It’s the kind of song that makes you move and forget about your feet. Those words that awe and soothe; lips forgetting how to speak.
I want to write beautiful lyrics to complete a musical piece.
i may not have ideal auditory vocals, but I have a voice that you can hear with your eyes, that echoes throughout our shared mind.
I have so much combustion inside,
begging for release in the formation of expression.
Building up and dying down like the mysteries of gravity behind the ocean’s waves.
The roller-coaster is my permanent ride. The definer of my life.
And up it climbs and down it falls.
Free in the whim of momentum.
Waiting to crash in the intimate collision with the solid matter of ground.
I don’t really know what’s going on half the time, while I’m flying trough the clouds composed of my quantized thoughts.
The scenes flash by with ever countable moment of motion, with ever flash of form and color.
And I am here.
As me.
Breathing and being and setting a rapid beat to my heart as I weigh the mental considerations of existing at all.
Still wondering why?
Why am I here and who I am really?
Beyond my human nature, beyond my name and vesseled body, who am I?
Because I know I’m more than just who I am.
You wouldn’t really understand.
No one really does and no one really will.
And what’s most absurd is that you all already do.
So I’m just living.
Reaching for the sun’s warmth and gazing at the nights brightness.

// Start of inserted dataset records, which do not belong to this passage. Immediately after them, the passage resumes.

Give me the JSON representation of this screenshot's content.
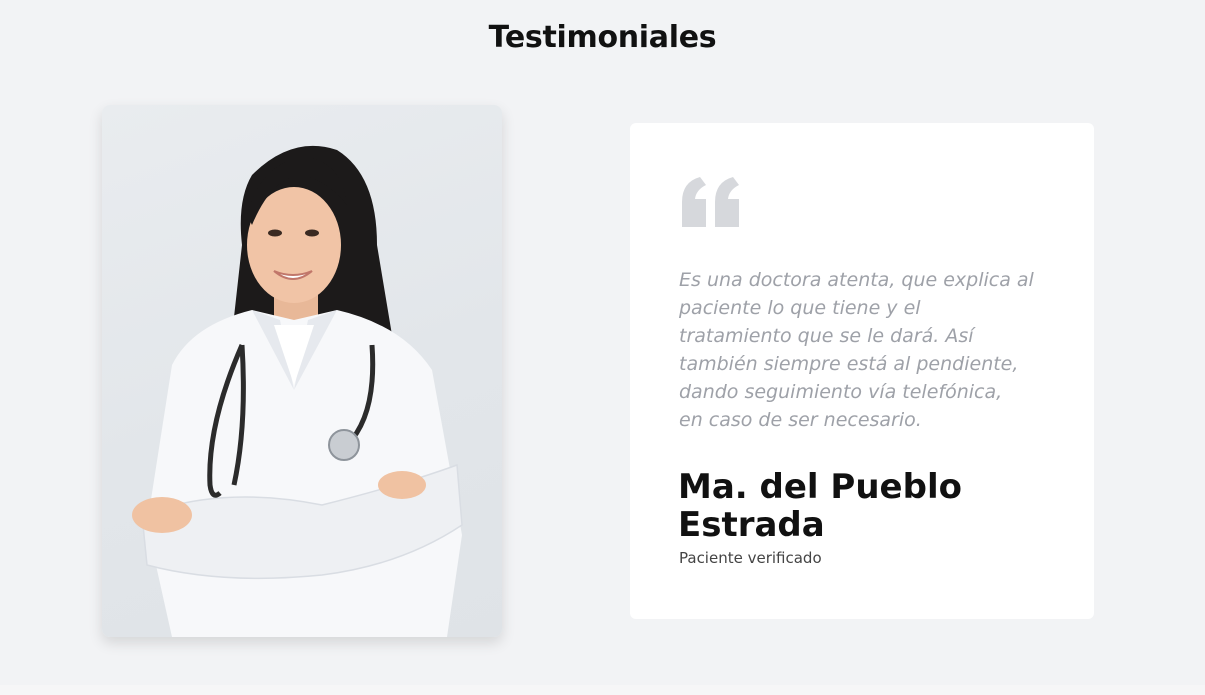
{
  "section": {
    "title": "Testimoniales"
  },
  "testimonial": {
    "photo_alt": "doctor-photo",
    "quote_icon": "quote-icon",
    "quote": "Es una doctora atenta, que explica al\npaciente lo que tiene y el\ntratamiento que se le dará. Así\ntambién siempre está al pendiente,\ndando seguimiento vía telefónica,\nen caso de ser necesario.",
    "author_name": "Ma. del Pueblo Estrada",
    "author_role": "Paciente verificado"
  },
  "colors": {
    "background": "#f2f3f5",
    "card": "#ffffff",
    "quote_icon": "#d6d8dc",
    "quote_text": "#9ea1a8",
    "heading": "#111111"
  }
}
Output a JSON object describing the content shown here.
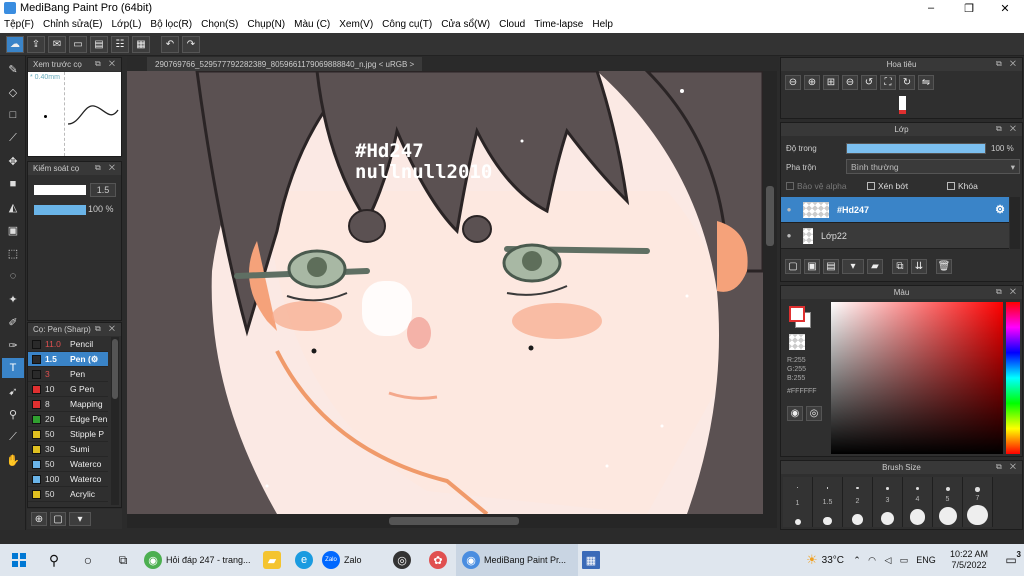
{
  "window": {
    "title": "MediBang Paint Pro (64bit)",
    "controls": [
      "–",
      "❐",
      "✕"
    ]
  },
  "menu": [
    "Tệp(F)",
    "Chỉnh sửa(E)",
    "Lớp(L)",
    "Bộ lọc(R)",
    "Chọn(S)",
    "Chụp(N)",
    "Màu (C)",
    "Xem(V)",
    "Công cụ(T)",
    "Cửa sổ(W)",
    "Cloud",
    "Time-lapse",
    "Help"
  ],
  "document_tab": "290769766_529577792282389_8059661179069888840_n.jpg < uRGB >",
  "navigator_panel": {
    "title": "Xem trước cọ",
    "size_label": "* 0.40mm"
  },
  "brush_control": {
    "title": "Kiểm soát cọ",
    "size_value": "1.5",
    "opacity_value": "100 %",
    "opacity_fraction": 1.0
  },
  "brush_list": {
    "title": "Cọ: Pen (Sharp)",
    "items": [
      {
        "size": "11.0",
        "name": "Pencil",
        "color": "#2a2a2a"
      },
      {
        "size": "1.5",
        "name": "Pen (⚙",
        "color": "#2a2a2a",
        "selected": true
      },
      {
        "size": "3",
        "name": "Pen",
        "color": "#2a2a2a"
      },
      {
        "size": "10",
        "name": "G Pen",
        "color": "#e03030"
      },
      {
        "size": "8",
        "name": "Mapping",
        "color": "#e03030"
      },
      {
        "size": "20",
        "name": "Edge Pen",
        "color": "#30a030"
      },
      {
        "size": "50",
        "name": "Stipple P",
        "color": "#e0c020"
      },
      {
        "size": "30",
        "name": "Sumi",
        "color": "#e0c020"
      },
      {
        "size": "50",
        "name": "Waterco",
        "color": "#6ab4e8"
      },
      {
        "size": "100",
        "name": "Waterco",
        "color": "#6ab4e8"
      },
      {
        "size": "50",
        "name": "Acrylic",
        "color": "#e0c020"
      }
    ]
  },
  "canvas": {
    "watermark_line1": "#Hd247",
    "watermark_line2": "nullnull2010",
    "skin_color": "#fde7df",
    "hair_color": "#5b5152"
  },
  "navigator_right": {
    "title": "Hoa tiêu"
  },
  "layer_panel": {
    "title": "Lớp",
    "opacity_label": "Độ trong",
    "opacity_value": "100 %",
    "opacity_fraction": 1.0,
    "blend_label": "Pha trộn",
    "blend_value": "Bình thường",
    "protect_alpha": "Bảo vệ alpha",
    "clipping": "Xén bớt",
    "lock": "Khóa",
    "layers": [
      {
        "name": "#Hd247",
        "selected": true
      },
      {
        "name": "Lớp22",
        "selected": false
      }
    ]
  },
  "color_panel": {
    "title": "Màu",
    "r": "R:255",
    "g": "G:255",
    "b": "B:255",
    "hex": "#FFFFFF",
    "primary": "#ffffff",
    "secondary": "#e03030"
  },
  "brush_size_panel": {
    "title": "Brush Size",
    "sizes": [
      "1",
      "1.5",
      "2",
      "3",
      "4",
      "5",
      "7"
    ]
  },
  "taskbar": {
    "items": [
      "Hỏi đáp 247 - trang...",
      "Zalo",
      "MediBang Paint Pr..."
    ],
    "temp": "33°C",
    "lang": "ENG",
    "time": "10:22 AM",
    "date": "7/5/2022",
    "notifications": "3"
  },
  "accent": "#3a84c8"
}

Finding meaning in the painting of nature’s every present breathe.
Blinking a new scene of life with ever waving lash.
My heart is amid a world of chaos.
But my lover is still the one I want, regardless of the obstacles, the fears, and the doubts.

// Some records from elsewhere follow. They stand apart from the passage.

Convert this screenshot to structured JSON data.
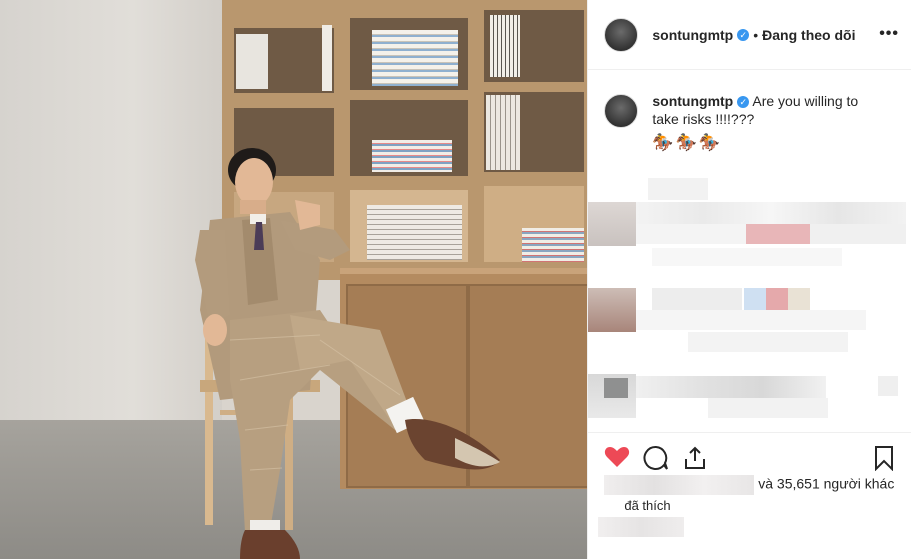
{
  "header": {
    "username": "sontungmtp",
    "dot": "•",
    "follow_status": "Đang theo dõi",
    "more": "•••"
  },
  "caption": {
    "username": "sontungmtp",
    "text": "Are you willing to take risks !!!!???",
    "emoji": "🏇🏇🏇"
  },
  "likes": {
    "text_after_mask": "và 35,651 người khác",
    "liked_label": "đã thích"
  },
  "icons": {
    "like": "heart-icon",
    "comment": "comment-icon",
    "share": "share-icon",
    "save": "bookmark-icon"
  },
  "colors": {
    "like_red": "#ed4956",
    "verified_blue": "#3897f0"
  }
}
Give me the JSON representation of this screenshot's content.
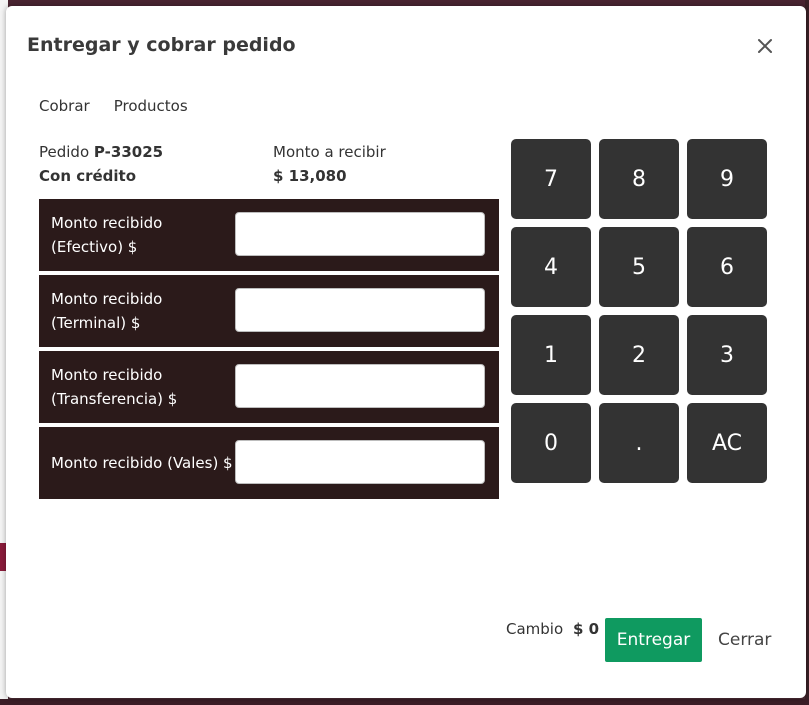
{
  "modal": {
    "title": "Entregar y cobrar pedido"
  },
  "tabs": [
    {
      "label": "Cobrar"
    },
    {
      "label": "Productos"
    }
  ],
  "order": {
    "prefix": "Pedido",
    "id": "P-33025",
    "credit": "Con crédito"
  },
  "amount": {
    "label": "Monto a recibir",
    "value": "$ 13,080"
  },
  "payments": [
    {
      "label": "Monto recibido (Efectivo) $",
      "value": ""
    },
    {
      "label": "Monto recibido (Terminal) $",
      "value": ""
    },
    {
      "label": "Monto recibido (Transferencia) $",
      "value": ""
    },
    {
      "label": "Monto recibido (Vales) $",
      "value": ""
    }
  ],
  "keypad": {
    "keys": [
      "7",
      "8",
      "9",
      "4",
      "5",
      "6",
      "1",
      "2",
      "3",
      "0",
      ".",
      "AC"
    ]
  },
  "footer": {
    "change_label": "Cambio",
    "change_value": "$ 0",
    "deliver_label": "Entregar",
    "close_label": "Cerrar"
  },
  "colors": {
    "accent": "#0f9a60",
    "row_bg": "#2b1a1a",
    "key_bg": "#333333"
  },
  "icons": {
    "close": "close-icon"
  }
}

The companions I find around me are all lovers, too. They are intimate fellows in this game who I have found the joy of smiling with. Of joking and laughing and living; sipping from the same humorous cup of whatever metaphorical situation you can compare it to.
A great toast to you all.
The souls of the world are becoming very visible to me. The love is returning from its shadows of seeming invisibility.
I do not know what the hell is going on, with life and love anything else.
Even a scientist can’t really explain it enough, can’t really grasp it.
Even the wisest man who never feels the need to burden his mind beyond what it can’t see.
But I do know that we all share the same silent answers. None will ever quite know for sure what the hell this really is. What this life really means behind personal definition.
You’ll never love yourself half as much as I love you.
I’m the type of lover
that leaves you wondering
where in the world I could ever be
years and years later
after we’ve parted our ways.
Perhaps the insane are those who have sought to find answers that are “insane” or unscientifically answerable in quesion? The origion of thought, the meaning of life, the war between faith and science… the search for truth beyond what opinion creates.
These are the things, the explanations that can not be explained by the logical human mind, that declare life itself as someting unable to be understood, as something i n s a n e in itself.